In response to the Petitioner’s inquiry as to whether it would be considered to be the purchaser of the Provider’s services for its guests, the Department answered in the negative, finding that the Petitioner is neither purchasing the AV services nor selling such services as a component part of its catering services. Therefore, it is not required to pay sales tax on its purchases of those services.

On the other hand, the Department concluded that the Petitioner is a co-vendor of the services, based upon the following facts: (1) the hotel’s receipt of a considerable commission from guests’ use of the in-house AV services; (2) use of the master billing account to bill guests for AV services; and (3) Petitioner’s right to set forth guidelines that the Provider must follow in rendering its services at the hotel.

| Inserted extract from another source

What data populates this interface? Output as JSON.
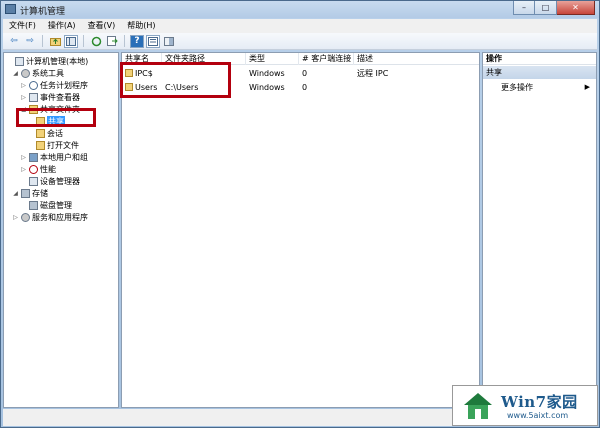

The Department concluded that, as a co-vendor, the Petitioner is jointly and severally liable for any sales tax due on the sales of AV service contracts if it collects the receipts and then turns those receipts over to the Provider, and the Provider subsequently fails to remit the tax due on such sales. In addition, if the Petitioner collects the receipts on the Provider’s behalf, the Provider is jointly and severally liable for any sales tax due on the sale of AV services if the hotel fails to remit the tax due on such sales. Furthermore, the Petitioner and the Provider must each be able to substantiate how and when tax received from its co-vendor was remitted to the Department.

Additional Insights.

In the Advisory Opinion, the Department explains that if the Petitioner were to contract with its guests for the provision of the AV services, but then hire an AV provider to provide such services to its customer, the sale of such service to the Petitioner would be subject to tax. That was the conclusion of the Third Department in 21 Club, Inc. v. Tax Appeals Tribunal, 69 A.D.3d 996 (3d Dep’t, 2010), which held that the rentals of AV equipment by a provider to a restaurant and catering business were not exempt from sales tax as sales for resale where the business provided the use of the AV equipment to its catering customers. According to the Third Department, the 21 Club’s re-rental of the AV equipment was “purely incidental to the primary purpose of the business.”

In the Advisory Opinion, the Department essentially concludes that the double taxation of the AV equipment rentals that occurred in 21 Club – in that case, sales tax paid on the rental of equipment to the restaurant and sales tax collected on the catering charges that included the equipment charges -- can be avoided by having customers contract directly with an AV service provider, even if that provider has created an in-house relationship with the hotel. The Department reached a similar conclusion in a 2011 Advisory Opinion, TSB-A-11(27)S (Oct. 17, 2011), which also addressed the taxation of AV services at hotels.

Because the Department found a “shared interest” between the hotel and the AV provider in both Advisory Opinions, the Department has conferred co-vendor status on the hotel and the AV provider. There is very little precedent for co-vendor status in New York law. In fact, the Division’s regulations limit the concept of a “co-vendor” to a person operating a club or similar merchandising plan, or operating as an independent contractor representing a particular supplier selling tangible personal property. 20 NYCRR § 526.10(e). In light of the Department’s conclusion in the Advisory Opinion, an AV provider who enters into such an arrangement with a hotel should make sure that the hotel computes the correct amount of sales tax on the AV equipment and services, and the hotel has an interest in making sure that the AV provider remits that amount to New York in a timely fashion.